To prepare society for the demands of the future, institutions must equip tomorrow’s leaders to be “AI bilingual”. Students in every field will need to be fluent in AI strategies to advance their own work. And technologists will need equal fluency in the cultural values and ethical principles that should ground and govern the use of these tools.

The scope and urgency of this challenge are enormous, and meeting it will require bold partnerships. At MIT, we teamed up with Stephen Schwarzman, chairman, chief executive and co-founder of Blackstone, who enabled us to launch a $1bn initiative (the MIT Schwarzman College of Computing) designed to accelerate cutting-edge research, foster innovation, and deliver the power of computing and AI tools to every other discipline. Above all, it aims to educate the leaders of the AI future. A particular focus will be to advance research and education on the ethical implications and societal impact of computing technologies.
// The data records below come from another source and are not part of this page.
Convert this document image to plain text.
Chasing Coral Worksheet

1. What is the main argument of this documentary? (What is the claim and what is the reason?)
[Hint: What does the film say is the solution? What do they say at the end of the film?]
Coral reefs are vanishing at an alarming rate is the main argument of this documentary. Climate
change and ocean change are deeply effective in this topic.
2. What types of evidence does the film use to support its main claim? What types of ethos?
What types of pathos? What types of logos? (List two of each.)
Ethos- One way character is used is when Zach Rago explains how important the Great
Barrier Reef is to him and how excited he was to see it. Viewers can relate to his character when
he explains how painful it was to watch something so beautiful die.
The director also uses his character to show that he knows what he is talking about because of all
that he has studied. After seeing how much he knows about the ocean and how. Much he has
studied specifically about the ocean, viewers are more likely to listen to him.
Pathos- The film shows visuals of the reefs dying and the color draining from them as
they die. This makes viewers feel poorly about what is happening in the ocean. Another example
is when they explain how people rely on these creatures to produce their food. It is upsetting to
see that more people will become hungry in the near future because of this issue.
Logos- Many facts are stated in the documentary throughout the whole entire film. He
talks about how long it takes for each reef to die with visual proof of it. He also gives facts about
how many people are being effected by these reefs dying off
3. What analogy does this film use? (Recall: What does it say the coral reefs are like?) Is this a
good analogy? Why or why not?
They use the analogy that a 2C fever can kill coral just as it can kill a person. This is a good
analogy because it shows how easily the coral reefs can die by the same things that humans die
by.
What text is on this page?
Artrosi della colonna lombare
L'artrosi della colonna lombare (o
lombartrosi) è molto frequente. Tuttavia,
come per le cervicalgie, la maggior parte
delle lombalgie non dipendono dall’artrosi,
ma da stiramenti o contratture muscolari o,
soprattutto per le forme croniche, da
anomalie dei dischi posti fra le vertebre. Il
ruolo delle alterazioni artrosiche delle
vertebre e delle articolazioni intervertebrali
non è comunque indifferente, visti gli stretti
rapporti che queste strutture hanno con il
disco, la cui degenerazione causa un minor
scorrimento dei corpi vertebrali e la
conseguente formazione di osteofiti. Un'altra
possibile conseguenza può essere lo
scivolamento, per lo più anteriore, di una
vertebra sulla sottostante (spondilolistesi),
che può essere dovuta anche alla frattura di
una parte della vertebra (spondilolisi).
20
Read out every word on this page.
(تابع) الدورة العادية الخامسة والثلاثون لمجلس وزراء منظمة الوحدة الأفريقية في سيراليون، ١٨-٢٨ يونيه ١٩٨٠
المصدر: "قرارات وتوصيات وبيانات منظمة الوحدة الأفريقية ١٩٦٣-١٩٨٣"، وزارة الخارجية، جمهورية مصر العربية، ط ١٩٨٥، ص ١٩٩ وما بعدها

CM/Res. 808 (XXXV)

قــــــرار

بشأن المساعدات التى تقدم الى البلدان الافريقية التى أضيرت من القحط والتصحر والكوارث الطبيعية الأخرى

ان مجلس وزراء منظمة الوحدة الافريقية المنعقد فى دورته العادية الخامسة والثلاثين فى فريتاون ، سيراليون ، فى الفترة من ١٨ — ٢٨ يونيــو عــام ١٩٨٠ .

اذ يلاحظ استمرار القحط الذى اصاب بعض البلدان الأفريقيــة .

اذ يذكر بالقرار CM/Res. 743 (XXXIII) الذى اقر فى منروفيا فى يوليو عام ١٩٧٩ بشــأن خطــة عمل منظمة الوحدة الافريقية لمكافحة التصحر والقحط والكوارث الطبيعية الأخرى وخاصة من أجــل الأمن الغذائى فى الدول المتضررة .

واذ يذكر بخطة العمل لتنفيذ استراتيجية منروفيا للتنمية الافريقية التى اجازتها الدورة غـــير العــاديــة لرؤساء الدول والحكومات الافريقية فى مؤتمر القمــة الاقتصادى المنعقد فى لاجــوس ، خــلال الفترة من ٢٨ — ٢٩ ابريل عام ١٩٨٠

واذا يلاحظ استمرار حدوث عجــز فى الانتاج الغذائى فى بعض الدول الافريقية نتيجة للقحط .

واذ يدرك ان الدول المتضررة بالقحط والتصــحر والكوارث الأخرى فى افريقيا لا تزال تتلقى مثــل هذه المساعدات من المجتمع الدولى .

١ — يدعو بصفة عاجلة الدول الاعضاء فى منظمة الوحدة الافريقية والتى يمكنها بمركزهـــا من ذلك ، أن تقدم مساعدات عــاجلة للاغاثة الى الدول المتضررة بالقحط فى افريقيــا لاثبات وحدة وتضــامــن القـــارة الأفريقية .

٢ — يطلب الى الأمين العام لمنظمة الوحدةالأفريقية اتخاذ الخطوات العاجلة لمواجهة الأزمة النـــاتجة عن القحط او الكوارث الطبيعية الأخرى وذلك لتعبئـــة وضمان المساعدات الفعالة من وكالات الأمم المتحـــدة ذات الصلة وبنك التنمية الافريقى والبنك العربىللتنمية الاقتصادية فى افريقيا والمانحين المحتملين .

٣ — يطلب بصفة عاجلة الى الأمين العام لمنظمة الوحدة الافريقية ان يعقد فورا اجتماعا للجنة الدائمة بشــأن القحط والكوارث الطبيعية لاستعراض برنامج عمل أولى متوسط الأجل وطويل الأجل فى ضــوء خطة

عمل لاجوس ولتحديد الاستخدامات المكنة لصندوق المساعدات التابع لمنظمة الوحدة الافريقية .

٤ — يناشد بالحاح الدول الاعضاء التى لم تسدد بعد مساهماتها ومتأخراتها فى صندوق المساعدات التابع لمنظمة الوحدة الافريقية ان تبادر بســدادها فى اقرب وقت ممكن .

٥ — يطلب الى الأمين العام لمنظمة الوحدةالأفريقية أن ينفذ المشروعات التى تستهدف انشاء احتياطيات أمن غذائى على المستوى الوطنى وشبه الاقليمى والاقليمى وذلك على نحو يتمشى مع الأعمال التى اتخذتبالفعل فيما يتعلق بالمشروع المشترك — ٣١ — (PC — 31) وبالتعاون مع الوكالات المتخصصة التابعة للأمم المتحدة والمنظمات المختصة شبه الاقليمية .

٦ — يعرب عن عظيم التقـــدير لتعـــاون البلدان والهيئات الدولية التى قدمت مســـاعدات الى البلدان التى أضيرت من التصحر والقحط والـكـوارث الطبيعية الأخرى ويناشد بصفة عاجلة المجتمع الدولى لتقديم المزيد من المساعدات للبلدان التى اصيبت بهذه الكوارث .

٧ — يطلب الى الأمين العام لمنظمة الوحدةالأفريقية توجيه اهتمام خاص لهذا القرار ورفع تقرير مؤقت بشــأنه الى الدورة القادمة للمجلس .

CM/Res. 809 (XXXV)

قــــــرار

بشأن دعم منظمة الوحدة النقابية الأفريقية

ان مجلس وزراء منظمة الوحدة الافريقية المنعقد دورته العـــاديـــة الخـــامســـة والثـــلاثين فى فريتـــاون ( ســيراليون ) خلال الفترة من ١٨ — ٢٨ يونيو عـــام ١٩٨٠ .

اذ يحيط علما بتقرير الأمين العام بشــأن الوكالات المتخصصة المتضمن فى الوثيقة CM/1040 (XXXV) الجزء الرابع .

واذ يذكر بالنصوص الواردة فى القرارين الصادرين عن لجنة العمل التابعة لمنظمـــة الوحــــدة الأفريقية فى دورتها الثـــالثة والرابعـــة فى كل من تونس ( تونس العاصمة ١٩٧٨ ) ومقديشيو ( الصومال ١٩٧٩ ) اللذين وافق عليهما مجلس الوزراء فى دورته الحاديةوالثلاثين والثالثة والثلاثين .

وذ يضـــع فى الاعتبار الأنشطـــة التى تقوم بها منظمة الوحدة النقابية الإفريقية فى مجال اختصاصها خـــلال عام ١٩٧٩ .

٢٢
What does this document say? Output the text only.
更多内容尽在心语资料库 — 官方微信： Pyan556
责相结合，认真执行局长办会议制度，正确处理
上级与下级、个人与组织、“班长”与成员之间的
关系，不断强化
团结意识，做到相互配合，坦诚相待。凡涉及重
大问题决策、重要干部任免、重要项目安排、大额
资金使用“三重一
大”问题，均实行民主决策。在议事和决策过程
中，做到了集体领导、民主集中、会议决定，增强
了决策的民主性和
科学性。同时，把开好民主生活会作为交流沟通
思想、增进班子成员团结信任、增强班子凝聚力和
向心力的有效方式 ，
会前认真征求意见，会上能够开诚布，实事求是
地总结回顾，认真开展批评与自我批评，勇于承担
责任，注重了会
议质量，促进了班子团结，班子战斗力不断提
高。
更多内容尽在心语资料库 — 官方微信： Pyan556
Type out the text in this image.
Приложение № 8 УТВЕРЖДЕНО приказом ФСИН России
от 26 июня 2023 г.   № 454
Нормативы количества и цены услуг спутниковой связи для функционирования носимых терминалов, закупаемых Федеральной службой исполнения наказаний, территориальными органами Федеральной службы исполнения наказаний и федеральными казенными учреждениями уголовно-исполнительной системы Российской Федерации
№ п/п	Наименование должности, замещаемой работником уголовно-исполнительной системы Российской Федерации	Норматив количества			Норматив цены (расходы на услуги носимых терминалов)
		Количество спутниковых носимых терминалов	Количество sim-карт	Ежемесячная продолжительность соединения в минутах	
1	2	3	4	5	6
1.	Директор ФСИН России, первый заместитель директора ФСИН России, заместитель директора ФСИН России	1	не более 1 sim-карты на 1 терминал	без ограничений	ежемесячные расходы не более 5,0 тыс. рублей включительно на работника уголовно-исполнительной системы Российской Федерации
Across the US and elsewhere, colleges and universities are starting to respond to the challenges of this AI moment with their own initiatives in education and research. Because the need is so great, we should all hope that this trend continues, and that government and industry will encourage such efforts with investment.

In the coming decades, it will feel as though the kinds of opportunities, disruptions and progress experienced during the Industrial Revolution are now playing out at time-lapse speed. Responding to the magnitude of this challenge will require a broad strategic effort across society.

Technology belongs to all of us. We must all be alert to the risks posed by AI, but this is no time to be afraid. Those nations and institutions which act now to help shape the future of AI will help shape the future for us all.